Quels effets sur la croissance ? Compte tenu de la conjoncture économique actuelle, il est difficile d'estimer les retombées positives de la réforme dans son ensemble. Celle-ci a abouti à une réduction globale de la fiscalité des PME et des ETI qui voient leurs impôts baisser en raison de la progressivité du taux de la CVAE et de l'abattement de 1 000 euros pour les entreprises réalisant moins de 2 millions d'euros de chiffre d'affaires. Une chose est sûre : la remise en cause de cette réforme n'améliorera pas la situation.

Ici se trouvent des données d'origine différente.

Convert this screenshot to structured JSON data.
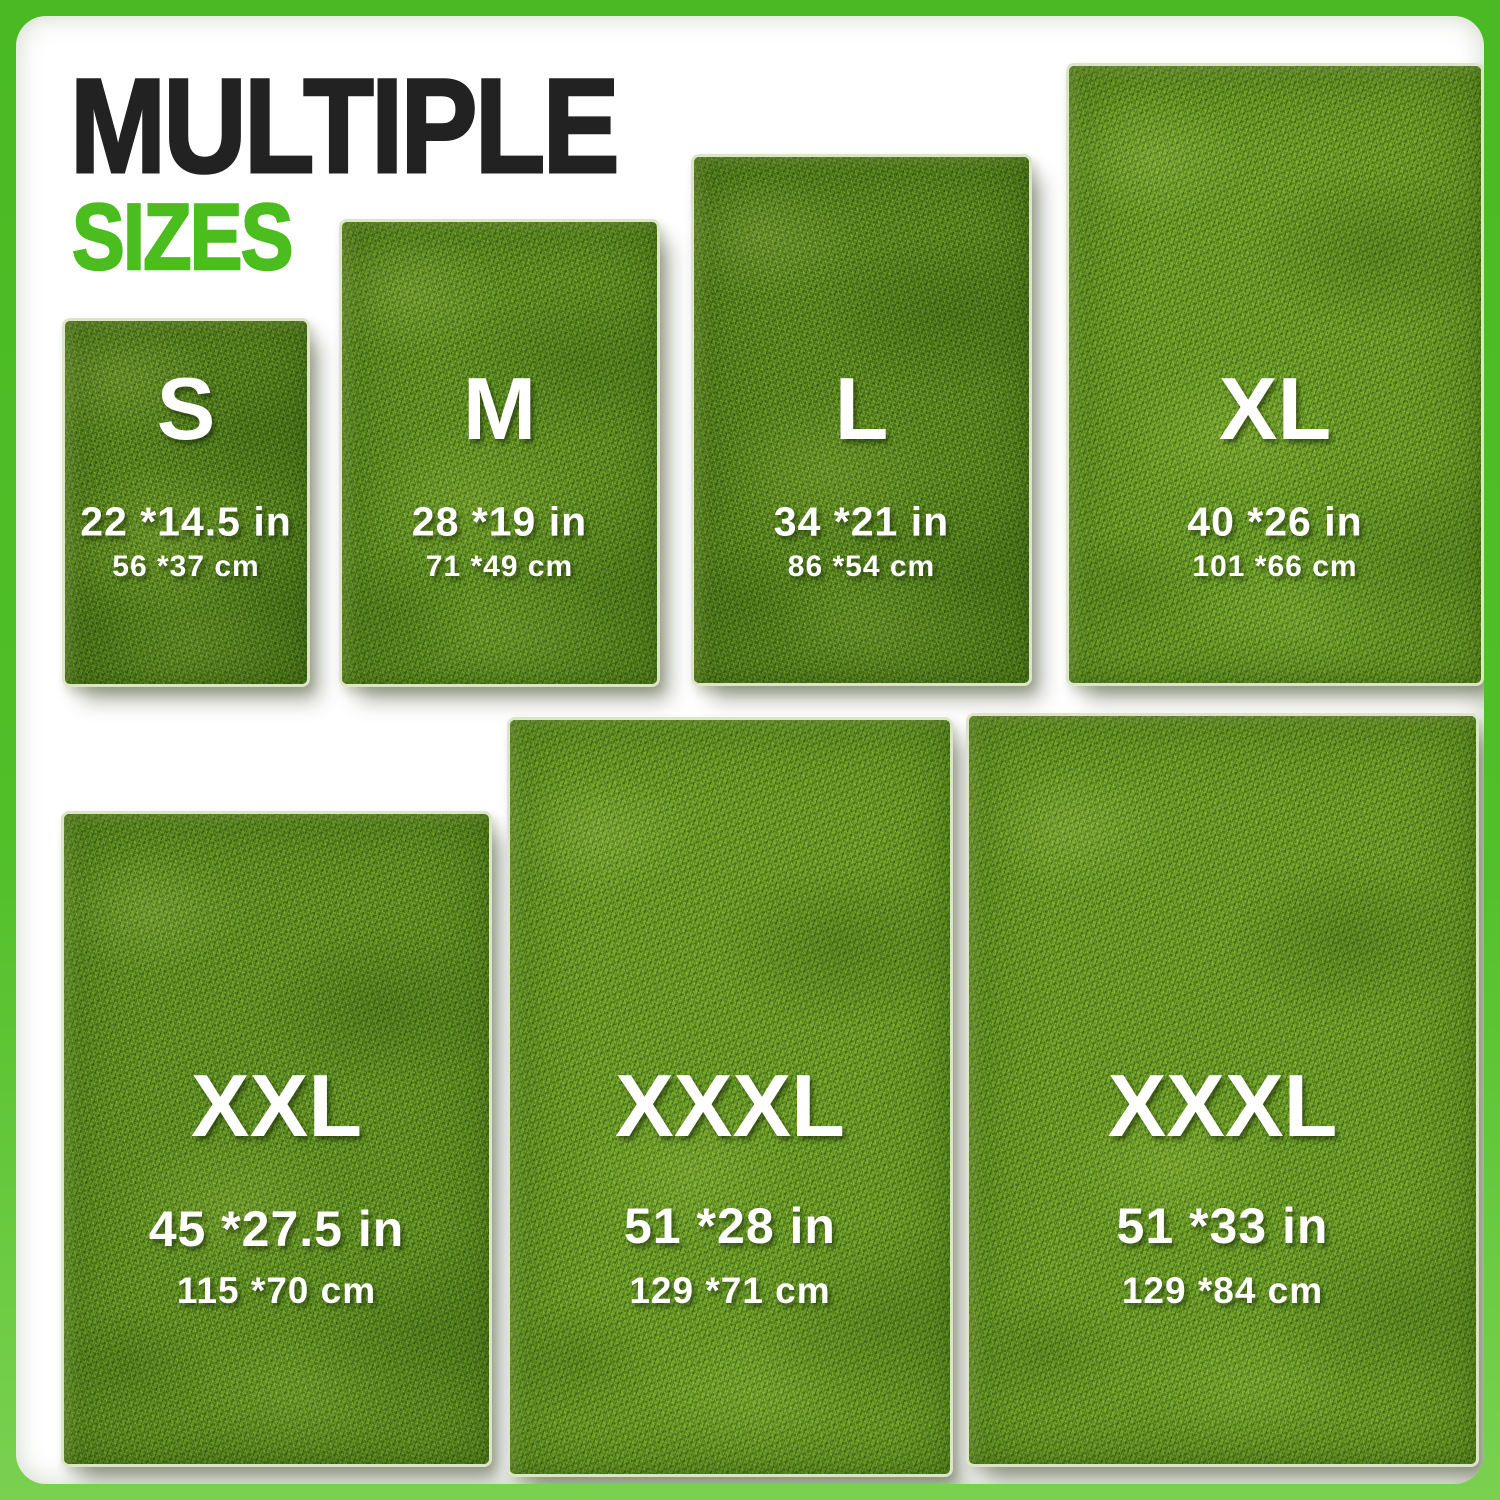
{
  "header": {
    "title": "MULTIPLE",
    "subtitle": "SIZES"
  },
  "palette": {
    "frame_green": "#4CBB24",
    "subtitle_green": "#4BBD1E",
    "title_black": "#222222",
    "grass_green": "#5E8C22",
    "label_white": "#FFFFFF"
  },
  "sizes": [
    {
      "label": "S",
      "inches": "22 *14.5 in",
      "cm": "56 *37 cm"
    },
    {
      "label": "M",
      "inches": "28 *19 in",
      "cm": "71 *49 cm"
    },
    {
      "label": "L",
      "inches": "34 *21 in",
      "cm": "86 *54 cm"
    },
    {
      "label": "XL",
      "inches": "40 *26 in",
      "cm": "101 *66 cm"
    },
    {
      "label": "XXL",
      "inches": "45 *27.5 in",
      "cm": "115 *70 cm"
    },
    {
      "label": "XXXL",
      "inches": "51 *28 in",
      "cm": "129 *71 cm"
    },
    {
      "label": "XXXL",
      "inches": "51 *33 in",
      "cm": "129 *84 cm"
    }
  ]
}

À la demande de votre mission, nous avons chiffré le relèvement du plafonnement de la CET à 3,5 % de la valeur ajoutée : une charge fiscale supplémentaire de 254 millions d'euros pèserait sur 46 000 entreprises, surtout les grandes entreprises dont le chiffre d'affaires excède 7,6 millions d'euros. Les secteurs de l'énergie et des transports seraient plus particulièrement touchés, 76 millions pour le premier et 50 millions pour le second. Quant au relèvement du taux de CVAE de 1,5 % à 1,6 %, il représenterait une recette de 1 milliard d'euros pour les collectivités territoriales, dont un peu plus de 56 % serait à la charge des entreprises et le reste à celui de l'État. L'effet serait sensible pour les entreprises dont le chiffre d'affaires est supérieur à 3 millions, et encore plus au-delà de 7,6 millions de chiffres d'affaires. Dans le dernier cas, plus de 66 % des entreprises seraient perdantes, surtout dans les secteurs du service aux entreprises et du commerce. La période que nous traversons, si telle était l'intention du législateur, se prête mal à de telles mesures.

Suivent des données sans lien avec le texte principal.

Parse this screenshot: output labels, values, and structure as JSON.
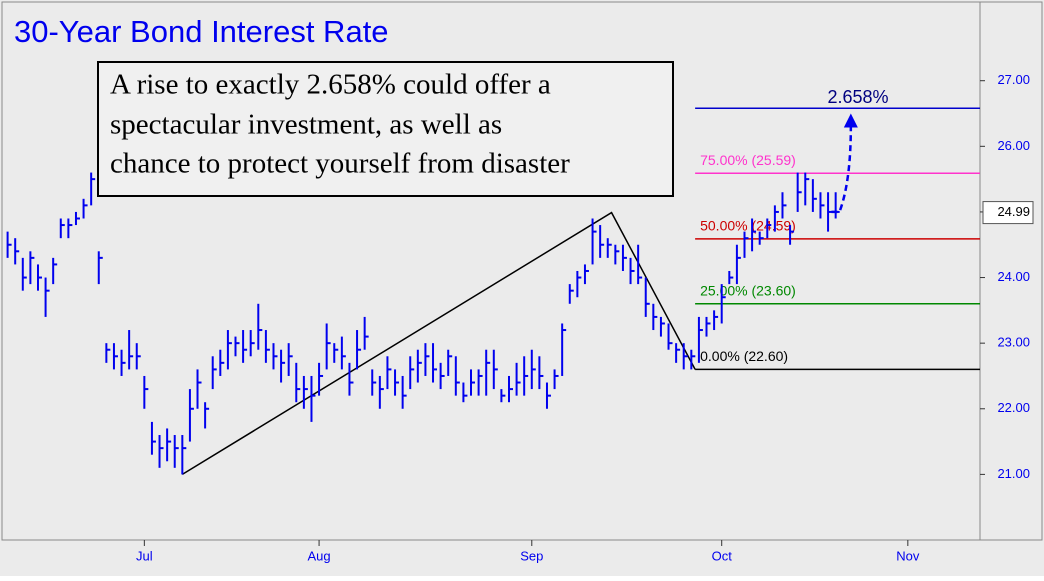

En réformant la taxe professionnelle, nous avons créé un nouveau schéma de financement des collectivités territoriales. Celles qui accueillent des sites industriels bénéficient d'une prime, grâce à des coefficients majorés dans les formules de répartition des recettes de la CVAE. Cette prime suffit-elle ? Au vu des résultats agrégés de la répartition des recettes de CVAE, que Mme Pécresse s'est engagée à fournir d'ici juin 2012, le Gouvernement pourra consolider l'ensemble des données. Les élus disposeront alors des informations pour revoir éventuellement les principes de territorialisation de la CVAE.

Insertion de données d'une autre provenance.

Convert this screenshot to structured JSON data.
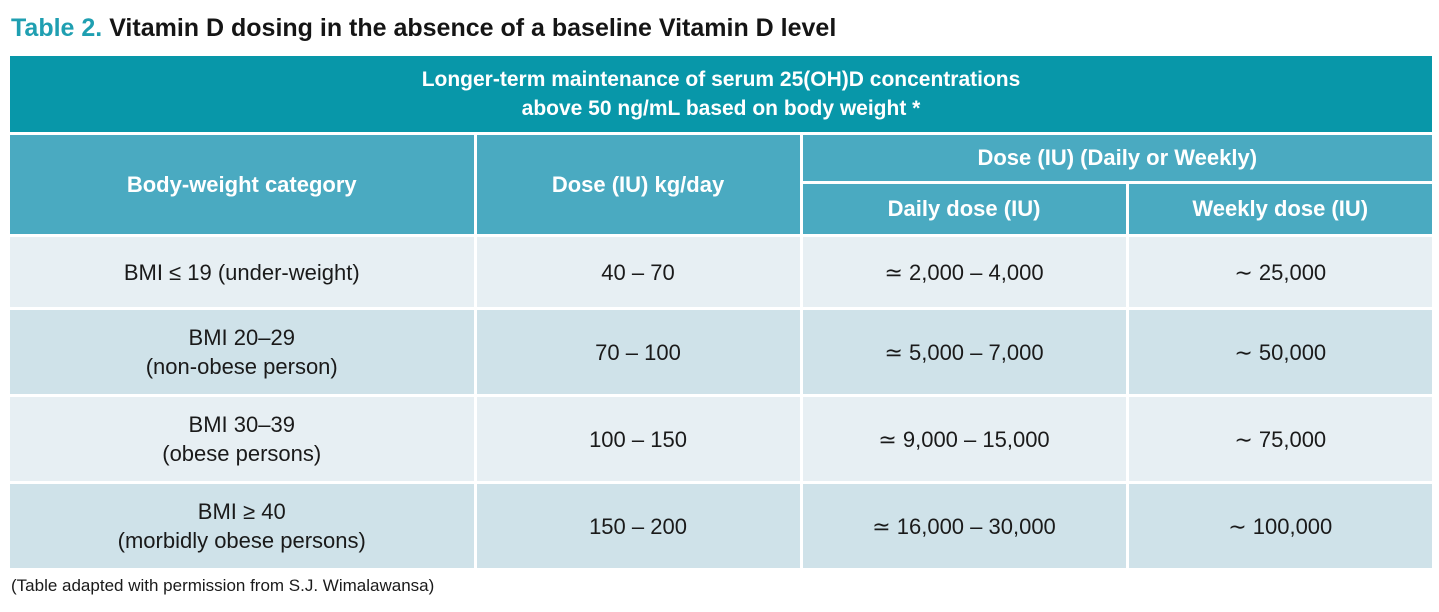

Depuis la réforme et l'adoption d'un taux unique de CVAE, le critère fiscal n'est plus déterminant dans le choix d'implantation géographique d'une entreprise. L'idée était, d'une part, de rendre la cotisation plus prévisible, plus homogène pour les entreprises ; d'autre part, de limiter la concurrence fiscale entre collectivités. Revenir sur ce point en permettant notamment aux élus locaux de moduler les taux serait remettre en cause l'équilibre trouvé, sans parler du coût pour l'Etat contraint de prendre en charge une partie des hausses en raison des mécanismes de dégrèvement.
Pour finir, quel serait l'impact de la révision des valeurs locatives des locaux professionnels sur le nouveau dispositif ? L'expérimentation en 2011, qui a fait l'objet d'un excellent rapport, met en évidence des variations importantes, à la hausse comme à la baisse, des valeurs locatives ainsi que des transferts de charges fiscales des locaux industriels vers les locaux professionnels. D'où la nécessité de prévoir un mécanisme de lissage. S'il est un peu tôt pour en juger, la révision aura des effets sur les entreprises qui disposent d'établissements situés dans des communes différentes. Nous vous communiquerons les estimations dès qu'elles seront établies.